Point #3 is an extremely high hurdle to clear for practical reasons. It involves first proving Points #1 and #2, and then demonstrating that we can indeed detect these differences reliably and empirically. Once we’ve managed to clear this hurdle, we must wrestle with the problem that any power transferred to the state for legitimate reasons is power that can potentially be abused.
This brings me to my third and final reason why differences within a population must matter as much as differences among different populations. If, as some have suggested, social contract theory entitles a nation’s government to sculpt the cultural make-up of its citizens, then deporting native cultural chaff is no less logical a method of doing so than refusing to import foreigners who hold the same traits. Assuming we manage to prove that differences are problematic, and that we can reliably test for them, doesn’t this imply that we can take action against our fellow natives just as easily as we can against potential immigrants? Why not deport all troublemakers?
If this suggestion makes you uneasy, I can understand why. Historical examples, such as Stalinist purges and various acts of genocide seen throughout history, give us reason to think twice. I’m obviously not suggesting that we really deport people who don’t mesh well with the rest of us; I’m suggesting that if doing so is ridiculous, so, too, must it be to deny an immigrant entry under the same rationale. That, too, leaving aside the even more practical considerations of how “we” might go about determining what “our” culture is, and who gets to decide which of “our” attributes are worthy of inclusion.
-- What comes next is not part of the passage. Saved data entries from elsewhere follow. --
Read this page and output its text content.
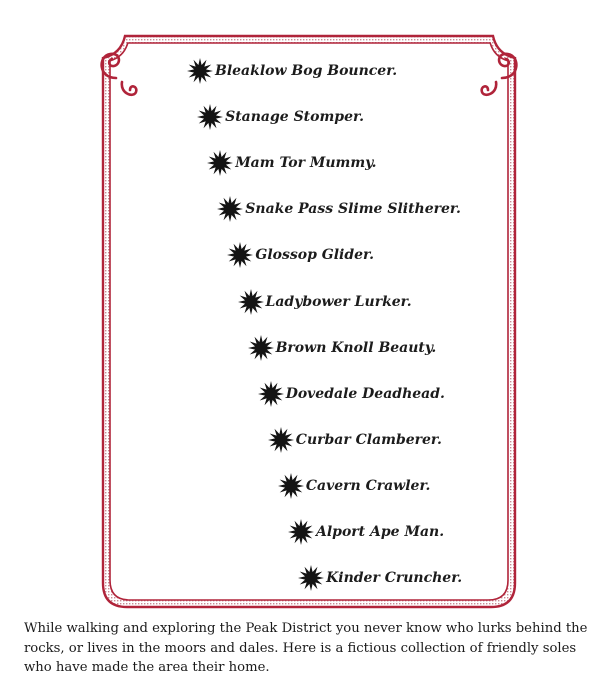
Bleaklow Bog Bouncer.
Stanage Stomper.
Mam Tor Mummy.
Snake Pass Slime Slitherer.
Glossop Glider.
Ladybower Lurker.
Brown Knoll Beauty.
Dovedale Deadhead.
Curbar Clamberer.
Cavern Crawler.
Alport Ape Man.
Kinder Cruncher.

While walking and exploring the Peak District you never know who lurks behind the rocks, or lives in the moors and dales. Here is a fictious collection of friendly soles who have made the area their home.
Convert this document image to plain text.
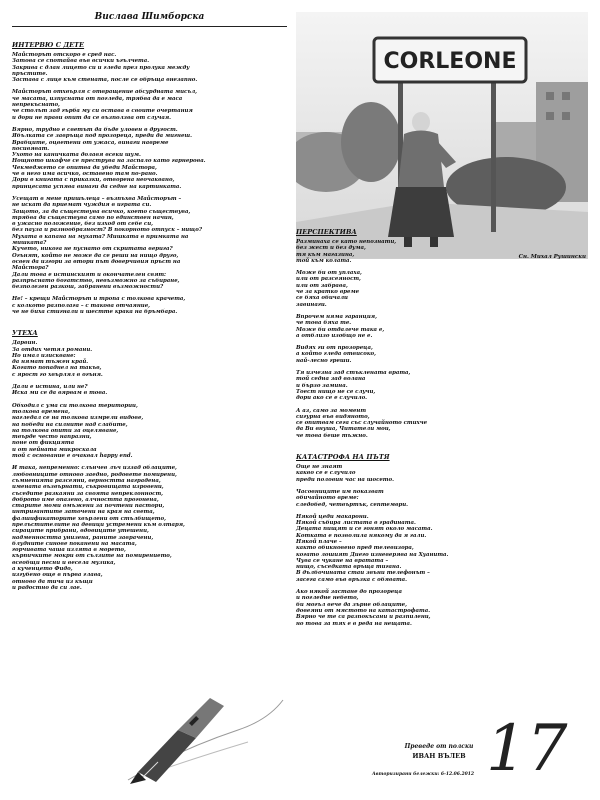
Вислава Шимборска
ИНТЕРВЮ С ДЕТЕ
Майсторът отскоро е сред нас.
Затова се спотайва във всички ъгълчета.
Закрива с длан лицето си и гледа през пролука между
пръстите.
Заставa с лице към стената, после се обръща внезапно.
Майсторът отхвърля с отвращение абсурдната мисъл,
че масата, изпусната от погледа, трябва да е маса
непрекъснато,
че столът зад гърба му си остава в своите очертания
и дори не прави опит да се възползва от случая.
Вярно, трудно е светът да бъде уловен в другост.
Ябълката се завръща под прозореца, преди да мигнеш.
Врабците, оцветени от ужаса, винаги навреме
посивяват.
Ухото на каничката долавя всеки шум.
Нощното шкафче се преструва на заспало като гарнерова.
Чекмеджето се опитва да убеди Майстора,
че в него има всичко, оставено там по-рано.
Дори в книгата с приказки, отворена неочаквано,
принцесата успява винаги да седне на картинката.
Усещат в мене пришълеца – възпъхва Майсторът –
не искат да приемат чуждия в играта си.
Защото, за да съществува всичко, което съществува,
трябва да съществува само по единствен начин,
в ужасно положение, без изход от себе си,
без пауза и разнообразност? В покорното отпуск – нищо?
Мухата в капана на мухата? Мишката в примката на
мишката?
Кучето, никога не пуснато от скритата верига?
Огънят, който не може да се реши на нищо друго,
освен да изгори за втори път доверчивия пръст на
Майстора?
Дали това е истинският и окончателен свят:
разпръснато богатство, невъзможно за събиране,
безполезен разкош, забранени възможности?
Не! – крещи Майсторът и тропа с толкова крачета,
с колкото разполага – с такова отчаяние,
че не бихa стигнали и шестте крака на бръмбара.
УТЕХА
Дарвин.
За отдих четял романи.
Но имал изискване:
да нямат тъжен край.
Когато попаднел на такъв,
с ярост го хвърлял в огъня.
Дали е истина, или не?
Иска ми се да вярвам в това.
Обходил с ума си толкова територии,
толкова времена,
нагледал се на толкова измрели видове,
на победи на силните над слабите,
на толкова опити за оцеляване,
твърде често напразни,
поне от фикцията
и от нейната микроскала
той с основание е очаквал happy end.
И така, непременно: слънчев лъч иззад облаците,
любовниците отново заедно, родовете помирени,
съмненията разсеяни, верността наградена,
имената възвърнати, съкровищата изровени,
съседите разкаяни за своята непреклонност,
доброто име опазено, алчността прогонена,
старите моми омъжени за почтени пастори,
интригантите заточени на края на света,
фалшификаторите хвърлени от стълбището,
прелъстителите на девици устремени към олтаря,
сираците прибрани, вдовиците утешени,
надменността унизена, раните заврачени,
блудните синове поканени на масата,
горчивата чаша излята в морето,
кърпичките мокри от сълзите на помирението,
всеобщи песни и весела музика,
а кученцето Фидо,
изгубено още в първа глава,
отново да тича из къщи
и радостно да си лае.
CORLEONE
Сн. Михал Рушински
ПЕРСПЕКТИВА
Разминаха се като непознати,
без жест и без дума,
тя към магазина,
той към колата.
Може би от уплаха,
или от разсеяност,
или от забрава,
че за кратко време
се бяха обичали
завинаги.
Впрочем няма гаранция,
че това бяха те.
Може би отдалече така е,
а отблизо изобщо не е.
Видях ги от прозореца,
а който гледа отвисоко,
най-лесно греши.
Тя изчезна зад стъклената врата,
той седна зад волана
и бързо замина.
Тоест нищо не се случи,
дори ако се е случило.
А аз, само за момент
сигурна във видяното,
се опитвам сега със случайното стихче
да Ви внуша, Читатели мои,
че това беше тъжно.
КАТАСТРОФА НА ПЪТЯ
Още не знаят
какво се е случило
преди половин час на шосето.
Часовниците им показват
обичайното време:
следобед, четвъртък, септември.
Някой цеди макарони.
Някой събира листата в градината.
Децата пищят и се гонят около масата.
Котката е позволила някому да я гали.
Някой плаче –
както обикновено пред телевизора,
когато лошият Диего изневерява на Хуанита.
Чува се чукане на вратата –
нищо, съседката връща тигана.
В дълбочината стаи звъни телефонът –
засега само във връзка с обявата.
Ако някой застане до прозореца
и погледне небето,
би могъл вече да зърне облаците,
довеяни от мястото на катастрофата.
Вярно че те са разпокъсани и разпилени,
но това за тях е в реда на нещата.
Преведе от полски
ИВАН ВЪЛЕВ
Авторизирани бележки: 6-12.06.2012 17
In terms of actual policy, outside the ambiguity of social contract theory, designing policy guidelines that result in a cultural homogeneity that even the locals would prefer over the status quo seems impractical to the point of the absurd. As Paul Crider writes:
Who decides which aspects of “traditional” society are worth preserving (at the cost of more focused and observable individual freedoms, let’s not forget) and which aspects are merely parts of inevitable cultural evolution? …Should a committee of bureaucrats be set up to decide which foreign influences are acceptable cultural adaptations, the way the French have circled their wagons around the integrity of their language? Even if such a committee were popularly elected, it’s difficult to see how that democratic mechanism would achieve any greater legitimacy than uncoordinated individual actions…. There are other influences that will impact culture, influences that cultural preservationists are less willing to stifle by coercion…. Culture, including language, social values, artistic (literary, musical, etc) expression, and political values can and do all change as a result of younger generations challenging the ideas and practices of their forebears. This process of change over generations may be exacerbated by outside influences, but it would be hard to deny that at its core it is a natural phenomenon at work even in closed societies.
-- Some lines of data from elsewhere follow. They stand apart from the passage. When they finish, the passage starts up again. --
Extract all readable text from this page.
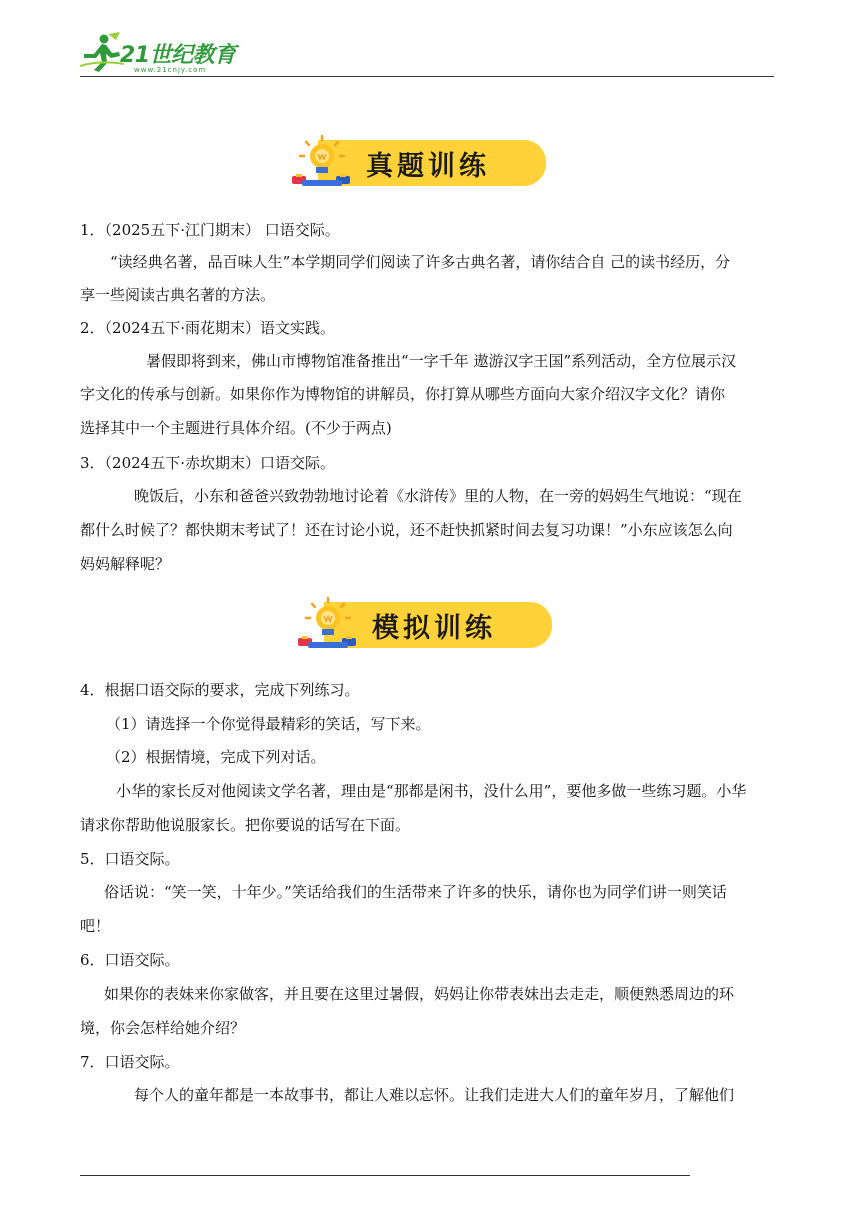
21世纪教育
www.21cnjy.com
真题训练
1．（2025五下·江门期末） 口语交际。
“读经典名著，品百味人生”本学期同学们阅读了许多古典名著，请你结合自 己的读书经历，分
享一些阅读古典名著的方法。
2．（2024五下·雨花期末）语文实践。
暑假即将到来，佛山市博物馆准备推出“一字千年 遨游汉字王国”系列活动，全方位展示汉
字文化的传承与创新。如果你作为博物馆的讲解员，你打算从哪些方面向大家介绍汉字文化？请你
选择其中一个主题进行具体介绍。(不少于两点)
3．（2024五下·赤坎期末）口语交际。
晚饭后，小东和爸爸兴致勃勃地讨论着《水浒传》里的人物，在一旁的妈妈生气地说：“现在
都什么时候了？都快期末考试了！还在讨论小说，还不赶快抓紧时间去复习功课！”小东应该怎么向
妈妈解释呢？
模拟训练
4．根据口语交际的要求，完成下列练习。
（1）请选择一个你觉得最精彩的笑话，写下来。
（2）根据情境，完成下列对话。
小华的家长反对他阅读文学名著，理由是“那都是闲书，没什么用”，要他多做一些练习题。小华
请求你帮助他说服家长。把你要说的话写在下面。
5．口语交际。
俗话说：“笑一笑，十年少。”笑话给我们的生活带来了许多的快乐，请你也为同学们讲一则笑话
吧！
6．口语交际。
如果你的表妹来你家做客，并且要在这里过暑假，妈妈让你带表妹出去走走，顺便熟悉周边的环
境，你会怎样给她介绍？
7．口语交际。
每个人的童年都是一本故事书，都让人难以忘怀。让我们走进大人们的童年岁月，了解他们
Many critics of immigration base their case against open borders on the differences between groups of human beings. I have attempted to show why this problem is not unique to immigrants, that we are in fact different from other natives, too. Eliminating differences in a community of peaceful people presents prejudicial, empirical, and practical problems that most would find unsettling. Those critics who point to “differences” as a justification for restricting immigration thus have a steep burden of proof assigned to them. Until they meet it, I remain unconvinced.